In short, the case against Iran is unusual in both detail and scope. According to leaks, the forthcoming IAEA report notes that “some of the information [recently provided] was in contrast to that previously provided by Iran”—which is to say, either Iran was lying earlier or it’s lying now. In either case, Iran has created a situation where the rest of the world can have little confidence in its truthfulness or its good intentions. Less developed states should thus be secure in knowing that citing Iran would not lead to their being denied legitimate technology. Quite the opposite: If Iran is allowed to build a nuclear-weapons option without IAEA opposition, industrial states that might sell nuclear technology will become even more careful than they are now in controlling access to nuclear energy products.
For many of the more industrialized states on the IAEA Board of Governors, including most Europeans, the dilemma is subtler. They have little doubt that Iran is pursuing a nuclear weapons program, but they are unsure precisely how to confront it. They worry that an IAEA citation at its September board meeting would be bad timing, placing ongoing negotiations over an Additional Protocol to the treaty in jeopardy. To be sure, there is some risk that an overt confrontation would spook Iran, hurting prospects for conclusion of an Additional Protocol. Yet given Iran’s tepid interest in signing a protocol thus far, it seems equally likely that the prospect of broad sanctions will be just the incentive it needs.
Indeed, citing Iran in September may be bad timing, but the other timing options are likely to be worse. Russia may finish shipping Iran fuel for its Bushehr nuclear reactor before the next IAEA board meeting, depriving concerned states of an important potential negotiating lever. Though Russia has been resolute in its refusal to link fuel shipments to nonproliferation concerns, its attitude might well change were the IAEA to send the Iranian case to the Security Council.

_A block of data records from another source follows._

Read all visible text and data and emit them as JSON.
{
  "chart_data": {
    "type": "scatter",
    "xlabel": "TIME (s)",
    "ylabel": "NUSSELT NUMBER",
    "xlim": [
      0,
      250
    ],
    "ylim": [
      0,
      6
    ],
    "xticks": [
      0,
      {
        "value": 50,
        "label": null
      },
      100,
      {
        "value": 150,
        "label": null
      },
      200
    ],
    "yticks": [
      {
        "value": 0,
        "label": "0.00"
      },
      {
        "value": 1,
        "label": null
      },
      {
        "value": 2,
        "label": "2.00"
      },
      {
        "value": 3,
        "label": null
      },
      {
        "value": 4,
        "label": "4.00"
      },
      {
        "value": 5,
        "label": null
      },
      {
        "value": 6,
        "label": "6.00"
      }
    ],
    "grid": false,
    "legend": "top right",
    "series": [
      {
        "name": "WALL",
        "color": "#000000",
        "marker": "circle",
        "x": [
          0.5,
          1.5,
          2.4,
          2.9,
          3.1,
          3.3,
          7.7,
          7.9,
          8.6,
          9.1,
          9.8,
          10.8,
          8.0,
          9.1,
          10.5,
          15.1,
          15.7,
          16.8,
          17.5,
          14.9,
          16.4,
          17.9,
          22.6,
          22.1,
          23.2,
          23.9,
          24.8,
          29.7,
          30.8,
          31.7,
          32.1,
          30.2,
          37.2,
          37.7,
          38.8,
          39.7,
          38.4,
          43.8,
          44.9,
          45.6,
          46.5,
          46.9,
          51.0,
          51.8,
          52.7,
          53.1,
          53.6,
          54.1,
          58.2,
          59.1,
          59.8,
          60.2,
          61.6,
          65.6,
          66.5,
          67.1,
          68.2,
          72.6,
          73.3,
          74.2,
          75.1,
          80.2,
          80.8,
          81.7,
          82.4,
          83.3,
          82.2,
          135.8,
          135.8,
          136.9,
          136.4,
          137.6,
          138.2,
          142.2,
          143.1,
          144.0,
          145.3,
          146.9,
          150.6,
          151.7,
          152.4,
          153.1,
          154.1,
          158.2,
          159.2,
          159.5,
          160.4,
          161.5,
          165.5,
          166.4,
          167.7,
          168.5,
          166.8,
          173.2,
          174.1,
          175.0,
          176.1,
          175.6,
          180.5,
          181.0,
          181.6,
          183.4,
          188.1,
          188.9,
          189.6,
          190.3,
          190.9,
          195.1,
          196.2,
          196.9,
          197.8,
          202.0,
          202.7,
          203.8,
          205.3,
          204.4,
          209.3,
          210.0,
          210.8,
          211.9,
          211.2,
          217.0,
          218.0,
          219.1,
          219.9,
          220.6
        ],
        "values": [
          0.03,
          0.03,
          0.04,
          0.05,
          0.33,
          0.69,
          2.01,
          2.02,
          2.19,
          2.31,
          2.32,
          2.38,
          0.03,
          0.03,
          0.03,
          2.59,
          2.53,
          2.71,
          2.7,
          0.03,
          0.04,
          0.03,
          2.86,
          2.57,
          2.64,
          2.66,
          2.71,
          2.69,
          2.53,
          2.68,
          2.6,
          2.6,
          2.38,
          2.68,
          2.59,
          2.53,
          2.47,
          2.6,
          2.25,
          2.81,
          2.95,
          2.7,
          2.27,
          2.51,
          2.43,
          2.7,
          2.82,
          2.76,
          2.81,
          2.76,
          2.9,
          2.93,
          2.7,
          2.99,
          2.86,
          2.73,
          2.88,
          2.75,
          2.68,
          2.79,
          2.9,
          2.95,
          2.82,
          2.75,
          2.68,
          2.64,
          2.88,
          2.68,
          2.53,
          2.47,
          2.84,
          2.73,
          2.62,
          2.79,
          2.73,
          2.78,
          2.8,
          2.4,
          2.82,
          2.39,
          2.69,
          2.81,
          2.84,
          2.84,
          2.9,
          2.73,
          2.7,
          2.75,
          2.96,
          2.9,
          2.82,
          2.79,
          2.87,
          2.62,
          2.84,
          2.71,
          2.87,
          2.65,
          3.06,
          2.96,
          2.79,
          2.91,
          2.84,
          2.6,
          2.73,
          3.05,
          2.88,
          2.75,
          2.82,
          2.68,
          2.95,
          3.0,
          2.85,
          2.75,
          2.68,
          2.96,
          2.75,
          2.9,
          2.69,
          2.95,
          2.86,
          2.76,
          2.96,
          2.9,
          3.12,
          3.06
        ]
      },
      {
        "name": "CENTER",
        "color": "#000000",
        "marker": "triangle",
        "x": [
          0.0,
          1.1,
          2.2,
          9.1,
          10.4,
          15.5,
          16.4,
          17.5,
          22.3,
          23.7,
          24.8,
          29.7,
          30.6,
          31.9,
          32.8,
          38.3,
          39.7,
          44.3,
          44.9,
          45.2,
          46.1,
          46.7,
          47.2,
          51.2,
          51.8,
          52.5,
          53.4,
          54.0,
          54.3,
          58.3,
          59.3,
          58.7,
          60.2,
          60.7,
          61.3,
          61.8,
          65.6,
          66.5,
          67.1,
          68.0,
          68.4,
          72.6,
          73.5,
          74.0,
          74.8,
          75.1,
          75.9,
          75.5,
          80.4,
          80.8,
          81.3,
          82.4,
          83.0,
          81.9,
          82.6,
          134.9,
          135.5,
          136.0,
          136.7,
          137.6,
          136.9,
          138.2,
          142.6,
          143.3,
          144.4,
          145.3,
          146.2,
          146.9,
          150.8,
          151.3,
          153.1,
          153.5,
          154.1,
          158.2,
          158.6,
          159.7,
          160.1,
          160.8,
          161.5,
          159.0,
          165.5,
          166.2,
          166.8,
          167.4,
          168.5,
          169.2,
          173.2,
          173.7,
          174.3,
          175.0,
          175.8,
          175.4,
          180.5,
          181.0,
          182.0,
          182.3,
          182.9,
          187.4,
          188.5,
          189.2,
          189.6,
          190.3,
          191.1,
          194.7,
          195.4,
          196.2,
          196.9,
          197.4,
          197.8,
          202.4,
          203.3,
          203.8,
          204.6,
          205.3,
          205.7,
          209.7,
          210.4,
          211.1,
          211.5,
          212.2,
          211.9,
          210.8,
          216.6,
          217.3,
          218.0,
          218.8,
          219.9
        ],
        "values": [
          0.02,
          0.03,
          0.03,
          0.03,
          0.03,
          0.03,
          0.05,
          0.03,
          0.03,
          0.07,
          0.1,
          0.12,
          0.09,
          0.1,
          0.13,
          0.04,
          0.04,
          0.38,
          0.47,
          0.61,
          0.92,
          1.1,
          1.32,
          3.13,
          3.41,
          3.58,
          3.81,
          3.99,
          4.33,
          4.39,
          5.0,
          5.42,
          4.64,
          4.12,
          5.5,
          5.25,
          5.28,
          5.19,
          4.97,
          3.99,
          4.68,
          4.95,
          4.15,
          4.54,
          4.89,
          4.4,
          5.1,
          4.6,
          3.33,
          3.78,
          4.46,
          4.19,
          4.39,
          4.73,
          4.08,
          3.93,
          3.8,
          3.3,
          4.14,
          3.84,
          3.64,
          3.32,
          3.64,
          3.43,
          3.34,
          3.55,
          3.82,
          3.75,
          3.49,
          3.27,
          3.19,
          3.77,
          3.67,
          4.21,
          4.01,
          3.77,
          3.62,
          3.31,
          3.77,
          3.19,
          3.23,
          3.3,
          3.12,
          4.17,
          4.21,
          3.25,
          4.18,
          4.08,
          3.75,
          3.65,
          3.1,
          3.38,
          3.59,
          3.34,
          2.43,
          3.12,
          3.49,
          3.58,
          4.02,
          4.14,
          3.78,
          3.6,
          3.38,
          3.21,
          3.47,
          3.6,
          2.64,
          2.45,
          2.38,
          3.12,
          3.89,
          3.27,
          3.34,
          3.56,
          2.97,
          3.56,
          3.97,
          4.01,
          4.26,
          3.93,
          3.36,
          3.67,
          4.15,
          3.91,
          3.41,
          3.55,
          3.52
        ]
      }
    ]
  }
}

More fundamentally, by focusing narrowly on the Additional Protocol, states are ignoring the broader problems posed by the Iranian program. Even if a protocol is concluded, Iran will be legally allowed to accumulate enriched uranium and could produce scores of bombs within a year of withdrawing formally from the NPT. Iran’s neighbors, and others too, will not be fundamentally secure unless Iran can be persuaded to forego its uranium enrichment program. Moving to the Security Council is the best hope to raise the specter of pending action, and thus to persuade Iran to give up that part of its nuclear enterprise.
What the IAEA does with Iran will also have a broad impact beyond this single case. There has been no shortage of analysts pointing out that Iran will be watching to see how the world confronts North Korea, in order to formulate its own strategy. But the road goes both ways: North Korea and other would-be proliferators will be trying to divine rules from the world’s treatment of Iran. If the IAEA is firm in demanding that its safeguards be respected, and the world is steadfast in affirming its commitment to nonproliferation, the result will be a strengthened bulwark against nuclear proliferation. But if the world lets Iran off because of shortsighted self-interest and a weak commitment to nonproliferation, the danger will grow.